The film has an interesting enough premise: a girl in 1959 writes a shit-ton of numbers on a sheet of paper and adds it to her class' time capsul. 50 years later, the time capsul is dug up and the paper uncovered. Nic Cage, being the super genius we all know he is, discovers that the numbers relate to every major disaster that has happened over the past 50 years (with 3 yet to occur). From there it's a little mystery, some cool effects, some distubring situations, and holy fuckness.
The acting isn't too shabby. A little bit of over-the-topness from Nicky, but what do you expect? The guy has had something of a losing streak lately, and it's nice to see him in a movie I'll actually admit to watching. Rose Byrne is in the film and she's a little--excessive at times, but for the most part acceptable. But let's face it, I didn't go to this movie for Oscar-worthy acting, and I don't think anyone else did either.
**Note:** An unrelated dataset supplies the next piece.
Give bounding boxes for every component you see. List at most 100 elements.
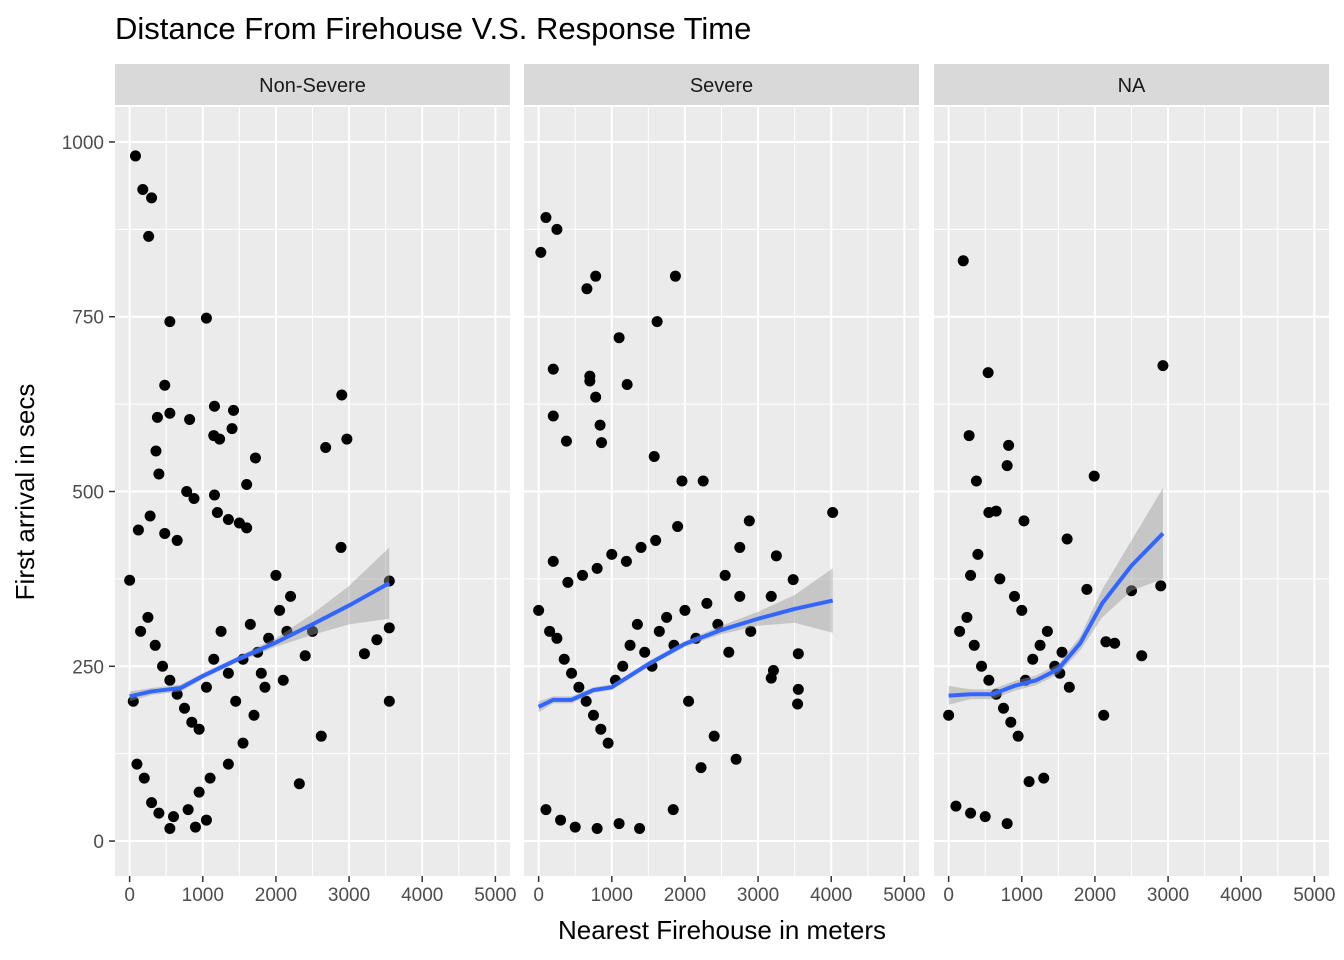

So what DID we go for? Glad you asked. The shit hitting the fan, to put it bluntly. This is a sci-fi film, but it's also a disaster movie. As such, there has to be some cool scenarios. Rest assured, there are. The effects kind of flip-flopped between being excellent to being "just decent", but the content of the scene as a whole really kept me from being overly critical of the CG and whatnot. There's a plane crash that looks badass (and, to be honest, I was a little shocked by the brutality of it), a subway crash that has it's ups and downs, and, well, I won't spoil the final hoorah...yet.
Note: Major SPOILERS follow.
Now I want to get into the part of this movie that really made me appreciate it. I think this movie did an excellent job of appealing to both sides of a never-ending debate: science or mircales, evolution or creation, chance or divine power.
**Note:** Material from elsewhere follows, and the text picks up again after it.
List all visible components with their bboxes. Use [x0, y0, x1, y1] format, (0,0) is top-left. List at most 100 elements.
Although on the surface they say that the events in this film are the result of chance or science (mechanical malfunctions, weather, and solar flares, to be precise), one could also watch Knowing and see all kinds of religious symbolism. Towards the end, the aliens (yes, there are aliens involved) take on an angelic appearance once they revert to their true form (a type of wing can be seen), and it can also be interpretted that the aliens act as the voice of God (a higher power is speaking to the chosen). On top of that, they create a type of "Noah's Ark" to save the human race from total destruction (Armageddon).
And then, of course, if there is a God and if He created the entire universe, it would stand to reason He created the aliens. So, thinking back to Dogma, we remember that hearing God would kill us puny mortals, and therefore an intermediary would be needed to speak on God's behalf. Thus, the aliens bring a message from God to save humanity just before the End. Like I said, religious symbolism.
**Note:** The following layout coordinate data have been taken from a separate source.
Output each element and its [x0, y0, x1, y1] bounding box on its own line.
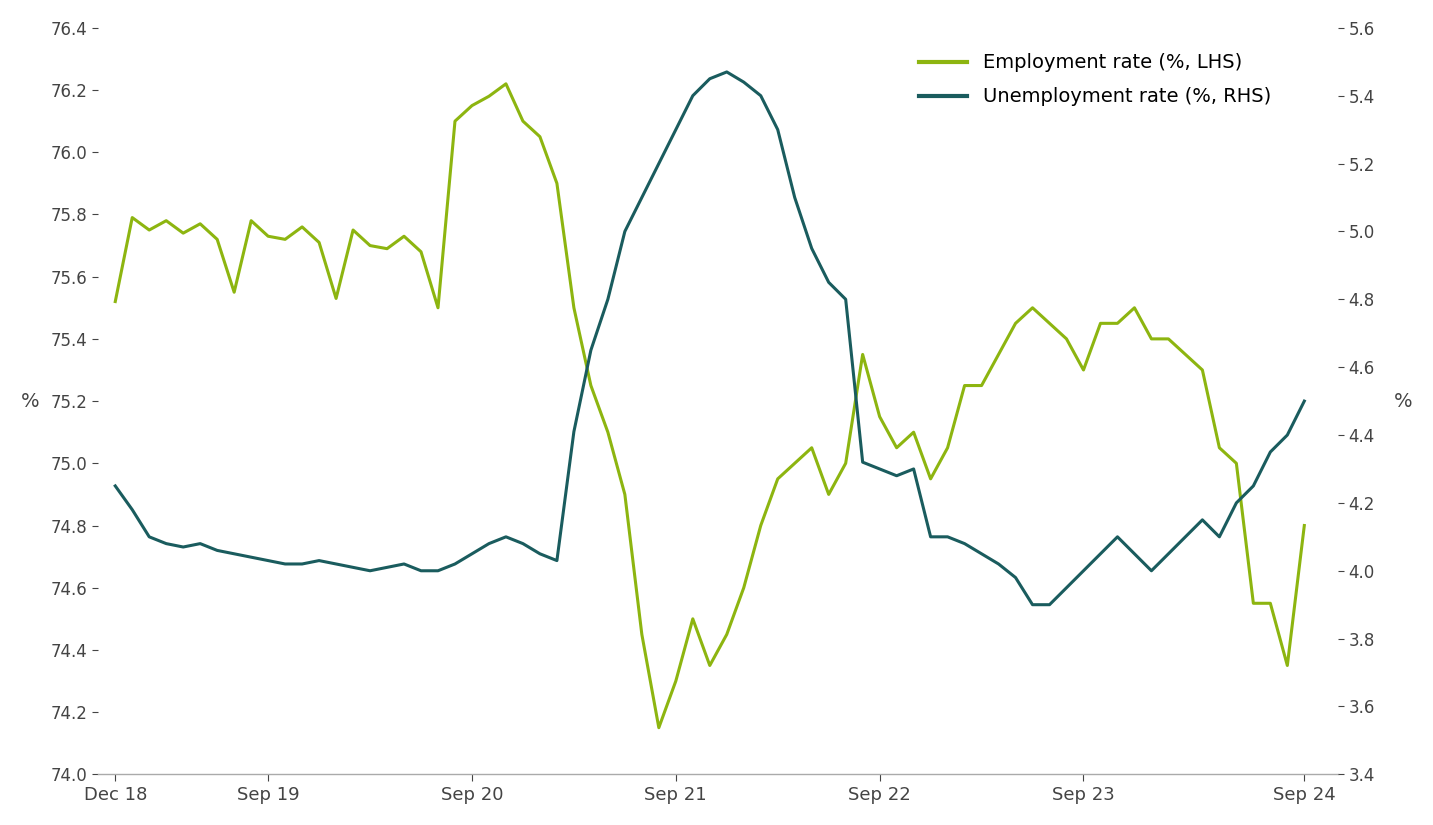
Employment rate (%, LHS): [497, 79, 514, 89]
Line: Unemployment rate (%, RHS): Unemployment rate (%, RHS): [115, 72, 1304, 605]
Unemployment rate (%, RHS): [1211, 532, 1228, 542]
Employment rate (%, LHS): [1295, 521, 1313, 530]
Unemployment rate (%, RHS): [718, 67, 735, 77]
Unemployment rate (%, RHS): [1295, 396, 1313, 406]
Unemployment rate (%, RHS): [140, 532, 158, 542]
Employment rate (%, LHS): [277, 234, 294, 244]
Employment rate (%, LHS): [1211, 443, 1228, 453]
Employment rate (%, LHS): [854, 350, 871, 360]
Employment rate (%, LHS): [140, 225, 158, 235]
Unemployment rate (%, RHS): [1261, 447, 1278, 457]
Unemployment rate (%, RHS): [684, 91, 701, 101]
Y-axis label: %: %: [21, 392, 40, 411]
Employment rate (%, LHS): [718, 629, 735, 639]
Legend: Employment rate (%, LHS), Unemployment rate (%, RHS): Employment rate (%, LHS), Unemployment r…: [911, 45, 1280, 114]
Line: Employment rate (%, LHS): Employment rate (%, LHS): [115, 84, 1304, 728]
Unemployment rate (%, RHS): [837, 295, 854, 304]
Employment rate (%, LHS): [651, 723, 668, 733]
Unemployment rate (%, RHS): [1025, 600, 1042, 610]
Employment rate (%, LHS): [106, 297, 123, 307]
Y-axis label: %: %: [1393, 392, 1412, 411]
Unemployment rate (%, RHS): [106, 481, 123, 491]
Employment rate (%, LHS): [1261, 598, 1278, 608]
Unemployment rate (%, RHS): [277, 559, 294, 569]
The film has its flaws, but it was entertaining, and it walks a line similar to the one The Exorcism of Emily Rose did--it gives the audience, who is divided by their beliefs of spirituality and science (or however you want to say it), a scenario, and then allows them to draw their own conclusions, find out what it means to them. Some see a freak natural occurance and aliens, others see God's wrath and the angels He has sent to save the chosen few. Two sides of the same coin? You decide.
I may be agnostic, but I can definitely appreciate a film that is put together in such a way as to not choose one side over another, but instead to work towards uniting--or at least accepting--both sides. Just because I'm not religious doesn't mean I abhor all things religious.
Anywho, Knowing is well crafted and entertaining. Definitely worth a watch.